Last but not least, let’s take a look at the pricing for GCP’s Operation Suite, starting from the free part. They don’t have a dedicated free-tier summary either. But in their Pricing FAQ, they summarised it in a way, as below:
Usage of Google Cloud’s operations suite products is priced by data volume. Other than the data volume costs described on this page, usage of all additional Google Cloud’s operations suite product features is free.
The “on this page” here refers to Google Cloud’s Operations Suite Pricing. In addition to this free-tier statement, there is a “Free allotment per month” concept (similar to Azure’s “Free Unit”) as well. The free allotment information are embedded in the pricing table on the referenced pricing page.

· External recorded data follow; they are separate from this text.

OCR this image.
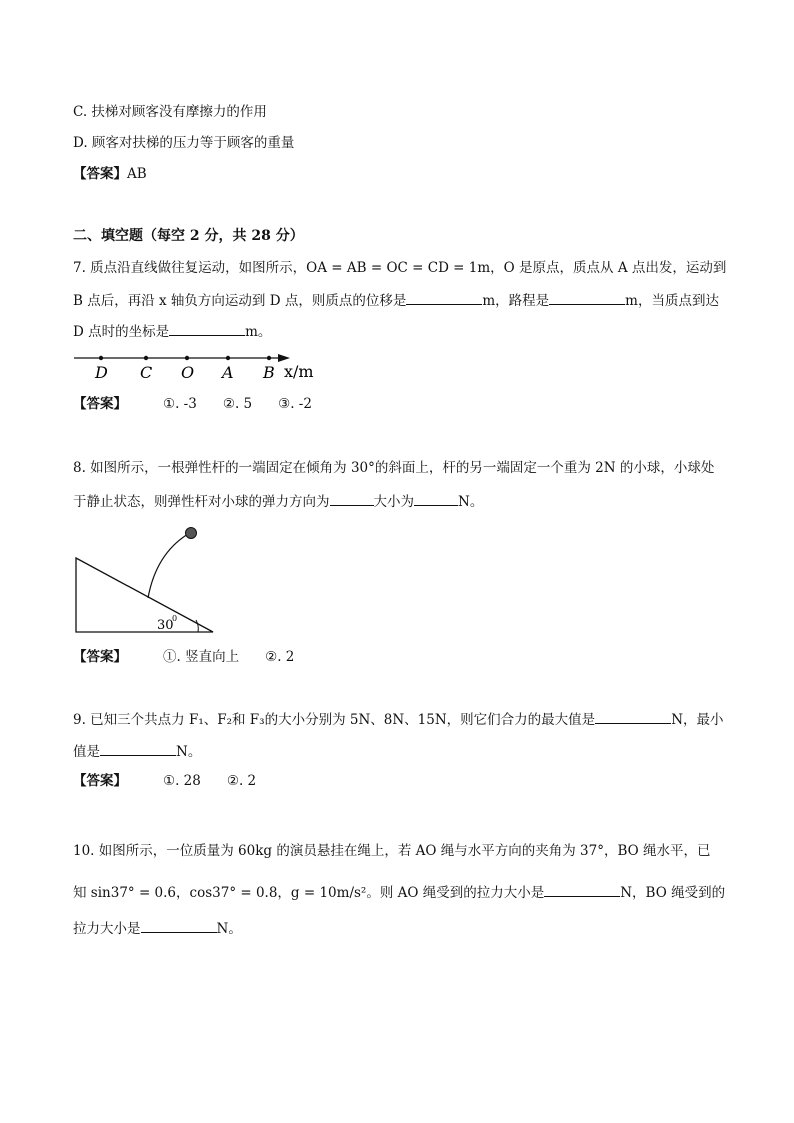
C. 扶梯对顾客没有摩擦力的作用
D. 顾客对扶梯的压力等于顾客的重量
【答案】AB
二、填空题（每空 2 分，共 28 分）
7. 质点沿直线做往复运动，如图所示，OA = AB = OC = CD = 1m，O 是原点，质点从 A 点出发，运动到
B 点后，再沿 x 轴负方向运动到 D 点，则质点的位移是	m，路程是	m，当质点到达
D 点时的坐标是	m。
D C O A B x/m
【答案】	①. -3 ②. 5 ③. -2
8. 如图所示，一根弹性杆的一端固定在倾角为 30°的斜面上，杆的另一端固定一个重为 2N 的小球，小球处
于静止状态，则弹性杆对小球的弹力方向为	大小为	N。
30
0
【答案】	①. 竖直向上 ②. 2
9. 已知三个共点力 F₁、F₂和 F₃的大小分别为 5N、8N、15N，则它们合力的最大值是	N，最小
值是	N。
【答案】	①. 28 ②. 2
10. 如图所示，一位质量为 60kg 的演员悬挂在绳上，若 AO 绳与水平方向的夹角为 37°，BO 绳水平，已
知 sin37° = 0.6，cos37° = 0.8，g = 10m/s²。则 AO 绳受到的拉力大小是	N，BO 绳受到的
拉力大小是	N。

Please note that the service costs we talked above may not be the only costs for your monitoring solution. As we discussed earlier in the Automation & Advanced Analysis section, when there are other internal and external services involved in the overall monitoring solution, it’ll incur additional costs. It’s essential to do a thorough cost analysis before implementing a cloud monitoring solution.
Summary
Cloud monitoring is a big topic. We covered the high-level overview and data collection in our part 1 article. And we covered the rest parts including View, Act and Cost in this article. Even we split our content into two articles, we still only touched the basic level of AWS, Azure and GCP’s monitoring services. If these articles have shed some lights on your cloud monitoring related questions, that’s great. If they’ve triggered more questions, that’s even better. It’s better to get to the bottom of the monitoring solution upfront, instead of getting caught in security, structure, operation or cost down the track.